The following will really help explain it far better than I ever could and add to what I have been attempting to explain. I am sold on this product line and this year you will see the results.
https://www.youtube.com/watch?v=HZg1KaWwIfs
https://www.youtube.com/watch?v=_BjbW2KPbTw
Nope, doesn't take too long, lots of organic growers use them without a calcium deficiency to prove it. Calcium carbonate sources like egg shells are
superior.
It's supposed to break down slow. Slow release continues to give plants calcium they need instead of an overdose then running out then overdose again, or the grower watering too much or it raining too much and money is washed out of the pot, or did you propose that a grower has to measure out a tiny bit and use it frequently, even every single day and time they water? What a huge burden that would be! Do it once at beginning of season, or end of prior season, and then forget about it.
If you don't have access to sources of calcium, sure you'll then have to pay for some special thing after that already in the soil is depleted, but don't for a second believe the marketing bullshit that egg shells don't work because I've been using them effectively for decades. That's how the industry works, they twist the truth implying that you NEED them, when the truth is, people were effectively growing plants, even nature by itself did, long before and long after they're around.
Now about what I wrote.
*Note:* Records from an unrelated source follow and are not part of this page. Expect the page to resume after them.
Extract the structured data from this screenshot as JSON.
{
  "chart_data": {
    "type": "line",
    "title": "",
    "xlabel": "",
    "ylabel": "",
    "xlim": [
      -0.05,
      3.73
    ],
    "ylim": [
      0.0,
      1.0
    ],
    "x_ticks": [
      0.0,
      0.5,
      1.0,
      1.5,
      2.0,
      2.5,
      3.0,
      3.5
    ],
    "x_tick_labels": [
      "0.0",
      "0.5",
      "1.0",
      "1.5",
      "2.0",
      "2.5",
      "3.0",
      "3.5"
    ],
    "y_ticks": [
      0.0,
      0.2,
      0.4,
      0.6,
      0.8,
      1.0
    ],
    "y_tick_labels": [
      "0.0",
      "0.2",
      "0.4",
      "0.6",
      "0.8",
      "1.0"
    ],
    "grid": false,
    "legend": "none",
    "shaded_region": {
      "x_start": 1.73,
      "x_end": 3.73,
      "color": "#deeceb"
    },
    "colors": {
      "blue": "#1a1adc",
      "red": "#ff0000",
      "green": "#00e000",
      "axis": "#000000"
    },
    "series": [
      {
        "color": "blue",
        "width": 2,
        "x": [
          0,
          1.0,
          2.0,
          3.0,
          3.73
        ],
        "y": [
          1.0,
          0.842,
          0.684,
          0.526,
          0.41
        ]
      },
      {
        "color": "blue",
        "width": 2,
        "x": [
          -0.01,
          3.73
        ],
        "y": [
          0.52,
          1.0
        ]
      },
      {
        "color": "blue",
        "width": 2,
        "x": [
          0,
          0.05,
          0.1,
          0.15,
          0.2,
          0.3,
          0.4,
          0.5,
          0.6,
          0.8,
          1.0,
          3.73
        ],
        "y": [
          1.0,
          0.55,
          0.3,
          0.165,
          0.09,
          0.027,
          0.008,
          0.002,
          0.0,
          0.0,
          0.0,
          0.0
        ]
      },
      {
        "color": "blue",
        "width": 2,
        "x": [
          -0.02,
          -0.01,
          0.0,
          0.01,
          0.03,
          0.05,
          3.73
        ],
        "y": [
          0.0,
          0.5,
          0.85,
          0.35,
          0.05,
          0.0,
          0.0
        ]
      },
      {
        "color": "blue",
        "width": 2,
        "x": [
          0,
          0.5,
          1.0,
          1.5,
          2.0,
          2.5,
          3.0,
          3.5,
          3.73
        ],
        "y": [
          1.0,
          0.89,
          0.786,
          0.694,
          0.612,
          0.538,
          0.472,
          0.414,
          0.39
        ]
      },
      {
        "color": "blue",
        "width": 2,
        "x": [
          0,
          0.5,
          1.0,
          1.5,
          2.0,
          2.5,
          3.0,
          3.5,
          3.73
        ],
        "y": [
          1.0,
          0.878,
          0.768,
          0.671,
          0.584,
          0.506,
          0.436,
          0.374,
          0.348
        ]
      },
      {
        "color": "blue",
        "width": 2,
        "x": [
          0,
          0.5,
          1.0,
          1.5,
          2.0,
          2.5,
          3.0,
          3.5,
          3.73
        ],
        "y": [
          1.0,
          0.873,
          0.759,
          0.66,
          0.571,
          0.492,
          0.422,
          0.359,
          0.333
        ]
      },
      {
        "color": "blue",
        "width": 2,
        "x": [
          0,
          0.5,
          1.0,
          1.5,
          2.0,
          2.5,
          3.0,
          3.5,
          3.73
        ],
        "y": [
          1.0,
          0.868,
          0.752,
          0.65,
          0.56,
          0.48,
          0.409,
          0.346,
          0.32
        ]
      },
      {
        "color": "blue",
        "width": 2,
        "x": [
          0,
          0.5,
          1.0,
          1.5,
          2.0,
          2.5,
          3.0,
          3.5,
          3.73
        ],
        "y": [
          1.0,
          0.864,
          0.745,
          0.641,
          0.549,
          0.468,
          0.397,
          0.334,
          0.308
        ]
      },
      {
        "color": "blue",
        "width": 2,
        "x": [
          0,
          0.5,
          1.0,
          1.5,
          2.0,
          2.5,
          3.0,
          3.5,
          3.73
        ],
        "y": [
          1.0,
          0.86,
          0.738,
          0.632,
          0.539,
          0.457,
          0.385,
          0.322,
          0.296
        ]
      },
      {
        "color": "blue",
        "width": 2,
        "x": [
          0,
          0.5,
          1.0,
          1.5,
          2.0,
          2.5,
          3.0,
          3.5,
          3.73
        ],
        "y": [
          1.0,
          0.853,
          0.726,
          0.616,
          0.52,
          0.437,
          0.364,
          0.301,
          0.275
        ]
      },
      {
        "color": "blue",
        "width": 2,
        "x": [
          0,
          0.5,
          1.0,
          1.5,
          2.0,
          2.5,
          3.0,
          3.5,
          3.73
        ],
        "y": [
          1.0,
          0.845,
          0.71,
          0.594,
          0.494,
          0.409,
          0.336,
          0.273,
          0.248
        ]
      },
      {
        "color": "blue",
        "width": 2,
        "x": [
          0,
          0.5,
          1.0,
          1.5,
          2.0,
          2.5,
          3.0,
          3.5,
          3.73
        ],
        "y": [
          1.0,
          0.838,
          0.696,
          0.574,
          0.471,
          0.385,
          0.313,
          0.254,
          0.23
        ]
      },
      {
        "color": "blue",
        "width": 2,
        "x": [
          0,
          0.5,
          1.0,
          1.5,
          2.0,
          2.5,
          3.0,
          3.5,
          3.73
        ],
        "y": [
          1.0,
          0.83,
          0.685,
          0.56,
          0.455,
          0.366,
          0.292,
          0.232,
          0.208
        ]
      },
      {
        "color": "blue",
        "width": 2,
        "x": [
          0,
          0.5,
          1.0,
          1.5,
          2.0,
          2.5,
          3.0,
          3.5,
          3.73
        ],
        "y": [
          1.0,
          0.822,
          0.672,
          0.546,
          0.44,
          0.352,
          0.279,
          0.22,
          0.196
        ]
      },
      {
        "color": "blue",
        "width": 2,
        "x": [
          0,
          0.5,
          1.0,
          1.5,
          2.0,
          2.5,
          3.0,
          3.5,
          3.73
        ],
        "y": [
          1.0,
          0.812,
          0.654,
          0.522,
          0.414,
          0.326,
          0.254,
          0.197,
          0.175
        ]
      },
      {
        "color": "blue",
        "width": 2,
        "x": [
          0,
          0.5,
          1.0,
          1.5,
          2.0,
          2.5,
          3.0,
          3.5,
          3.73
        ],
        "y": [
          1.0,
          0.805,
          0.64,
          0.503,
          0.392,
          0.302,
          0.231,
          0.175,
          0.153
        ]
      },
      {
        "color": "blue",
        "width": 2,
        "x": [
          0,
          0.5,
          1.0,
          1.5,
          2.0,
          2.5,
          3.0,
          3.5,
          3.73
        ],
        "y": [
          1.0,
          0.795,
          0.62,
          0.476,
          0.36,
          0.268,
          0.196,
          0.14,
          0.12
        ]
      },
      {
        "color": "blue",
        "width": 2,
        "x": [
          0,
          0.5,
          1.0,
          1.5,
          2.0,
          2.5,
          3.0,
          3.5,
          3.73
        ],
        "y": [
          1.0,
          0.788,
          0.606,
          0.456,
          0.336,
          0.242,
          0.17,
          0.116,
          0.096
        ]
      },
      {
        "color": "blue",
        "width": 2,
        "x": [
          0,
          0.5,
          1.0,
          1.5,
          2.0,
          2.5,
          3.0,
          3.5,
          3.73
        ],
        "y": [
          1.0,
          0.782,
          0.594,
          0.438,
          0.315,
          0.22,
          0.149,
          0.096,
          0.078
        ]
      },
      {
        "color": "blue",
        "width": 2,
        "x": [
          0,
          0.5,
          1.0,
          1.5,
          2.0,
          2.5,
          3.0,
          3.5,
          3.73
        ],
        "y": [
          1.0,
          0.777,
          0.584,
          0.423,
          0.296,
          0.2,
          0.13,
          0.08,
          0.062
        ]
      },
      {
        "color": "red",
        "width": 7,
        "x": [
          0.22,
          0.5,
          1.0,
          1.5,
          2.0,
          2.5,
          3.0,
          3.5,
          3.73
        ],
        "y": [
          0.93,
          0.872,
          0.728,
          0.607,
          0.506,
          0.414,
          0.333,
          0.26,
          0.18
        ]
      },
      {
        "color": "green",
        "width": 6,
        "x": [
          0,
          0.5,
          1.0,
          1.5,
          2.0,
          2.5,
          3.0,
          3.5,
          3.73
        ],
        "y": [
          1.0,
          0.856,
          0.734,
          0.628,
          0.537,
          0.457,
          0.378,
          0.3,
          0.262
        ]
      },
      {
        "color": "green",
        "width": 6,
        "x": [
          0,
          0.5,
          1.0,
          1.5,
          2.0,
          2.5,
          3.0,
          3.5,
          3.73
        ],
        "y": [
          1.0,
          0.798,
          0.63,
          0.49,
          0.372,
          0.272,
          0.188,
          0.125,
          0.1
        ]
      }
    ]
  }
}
Egg shells can even break down TOO FAST if the soil is too acidic. They should not be used exclusively to fix a severe/low pH because it could be a detrimental excess of calcium salts but the situation in this topic is only a small pH change which makes them ideal.
You don't even have to try to get a tiny particle size. I dump mine in an old plastic coffee container and stomp them down with a piece of 2x4 wood only enough to compact them and make room for the next wave of shells. They end up about half the size of a BB-gun, BB by the time the container is nearly full, except a larger particle size for the top layer. It is not theory that this works. It has worked for me for many years reusing the same soil in pots. I do add other compost to those pots, but the rest is very low calcium relative to egg shells.
Calcium is way too easy to come by to be spending money for it, IMO. You don't need to make anything in your soil a small particle size if you just calm down and give it time. Forget about a week from now and think this season about what your soil will be like NEXT season, or else you're forever chasing your own tail. However in the case of egg shells, even if you don't crush them, unlike say twigs, they are thin and have a large surface area even if left mostly whole.
The only reason I crush mine as much as I do is the practicality of storage space. They take up less than 1/20th the space when crushed and it's just a few seconds to do every time more are added, to break down the top you added and the bottom just compacts due to being at the bottom. There is no need to go to excessive measures to do what nature will do for you, unless you're just a glutton for punishment.